MOUNT PINOS, CALIFORNIA, circa 1990. A half decade into a newfound hobby, I found myself part of the monthly new-Moon gathering upon the 8,300-foot-high mecca of Los Angeles-area astronomy. Entranced with the magic of star-hopping, I had demoted the naked-eye sky to a scattering of celestial steppingstones--mere highway signs telling me where to point my Coulter 8-inch (20-centimeter) Dobsonian and begin doing real astronomy.

It wasn't just that I had fallen under the spell of finding distant galaxies and ghostly nebulae with my recently acquired reflector. The stars had never really looked that sharp to my "naked" (that is, telescope-free) eyes anyway, even when my glasses were on. And unlike my telescope, my glasses didn't come with focusing knobs.

But one night, on impulse, I borrowed a fellow stargazer's much stronger eyeglasses--I was modestly nearsighted, while my companion was blind as a bat without optical aid--and slipped them on. I felt as if I'd stuck my head into an upside-down fishbowl. But despite the distortion I saw more stars, and they seemed a bit brighter and sharper than usual.

The proverbial light bulb went on over my head: maybe my regular glasses didn't quite cut it for stargazing. But more than a decade would pass before I would gain any real insight into my modest discovery or fully exploit it by ordering eyeglasses that fully compensate for my nocturnal nearsightedness.

Now, though, such eyeglasses have become my most important piece of optical equipment. Using them when my eyes are fully dark-adapted, I can detect stars about a half magnitude fainter than the dimmest ones that my regular glasses bring into view. My stargazing spectacles have sharpened the richly textured edges of the Milky Way's dark lanes and pools; they have enabled me to spy the planet Uranus where Sky & Telescope's charts place it among the stars; and they have brought a number of deep-sky objects into naked-eye view for the first time.

Now I routinely resolve Perseus's Double Cluster into two distinct knots of starlight, and sometimes I can see the Coathanger's hook in Vulpecula's faux cluster, Collinder 399. Then there are the challenging double stars I now can split in Taurus's Hyades. Not bad for an investment that ran about $300--less than some premium eyepieces--and will last for several years!
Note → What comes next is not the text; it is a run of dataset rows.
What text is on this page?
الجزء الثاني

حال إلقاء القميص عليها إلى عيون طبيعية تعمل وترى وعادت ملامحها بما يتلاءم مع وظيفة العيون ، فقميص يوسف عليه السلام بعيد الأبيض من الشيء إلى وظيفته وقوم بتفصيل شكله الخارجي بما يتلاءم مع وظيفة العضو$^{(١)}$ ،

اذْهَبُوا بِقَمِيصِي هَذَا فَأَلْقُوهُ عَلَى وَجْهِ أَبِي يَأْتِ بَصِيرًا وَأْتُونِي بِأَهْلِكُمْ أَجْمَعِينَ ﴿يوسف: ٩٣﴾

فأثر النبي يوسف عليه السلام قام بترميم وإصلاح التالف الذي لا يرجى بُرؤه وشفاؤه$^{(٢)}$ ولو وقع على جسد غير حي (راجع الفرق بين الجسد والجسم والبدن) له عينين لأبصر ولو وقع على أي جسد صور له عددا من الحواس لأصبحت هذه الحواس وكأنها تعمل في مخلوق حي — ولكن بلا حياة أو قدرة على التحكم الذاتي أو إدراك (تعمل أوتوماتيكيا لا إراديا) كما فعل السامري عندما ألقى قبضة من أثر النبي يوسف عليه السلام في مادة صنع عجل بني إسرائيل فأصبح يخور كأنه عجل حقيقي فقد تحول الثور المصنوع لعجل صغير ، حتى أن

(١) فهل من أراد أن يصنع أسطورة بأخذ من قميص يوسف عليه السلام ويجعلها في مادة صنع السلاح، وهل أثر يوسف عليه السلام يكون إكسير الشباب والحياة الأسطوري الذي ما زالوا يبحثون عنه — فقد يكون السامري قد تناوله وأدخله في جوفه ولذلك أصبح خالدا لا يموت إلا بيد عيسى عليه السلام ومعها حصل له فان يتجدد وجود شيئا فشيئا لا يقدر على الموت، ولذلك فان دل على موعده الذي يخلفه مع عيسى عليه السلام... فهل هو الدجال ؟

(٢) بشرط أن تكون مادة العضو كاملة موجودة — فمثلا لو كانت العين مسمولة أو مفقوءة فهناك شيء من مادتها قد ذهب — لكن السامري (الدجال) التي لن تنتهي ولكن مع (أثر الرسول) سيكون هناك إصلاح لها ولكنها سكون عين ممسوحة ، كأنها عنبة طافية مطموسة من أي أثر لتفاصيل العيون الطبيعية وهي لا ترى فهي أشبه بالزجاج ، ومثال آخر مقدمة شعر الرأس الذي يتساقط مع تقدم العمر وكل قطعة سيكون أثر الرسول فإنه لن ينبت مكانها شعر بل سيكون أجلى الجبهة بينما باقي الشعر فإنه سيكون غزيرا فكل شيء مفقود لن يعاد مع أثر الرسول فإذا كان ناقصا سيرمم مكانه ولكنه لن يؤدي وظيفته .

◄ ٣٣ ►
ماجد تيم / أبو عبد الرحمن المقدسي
One Phenomenon, Many Theories

Why wouldn't the eyeglasses I'd been getting since fifth grade (with an exam and an updated prescription every few years) work particularly well for stargazing? Simple, I naively figured: the wall chart with the increasingly little letters wasn't at infinity, so each part of the chart sent slightly diverging rays through my eyes to the corresponding part of my retinas. In contrast, the light rays from each star on the dome of the sky are essentially parallel because they are vastly more distant.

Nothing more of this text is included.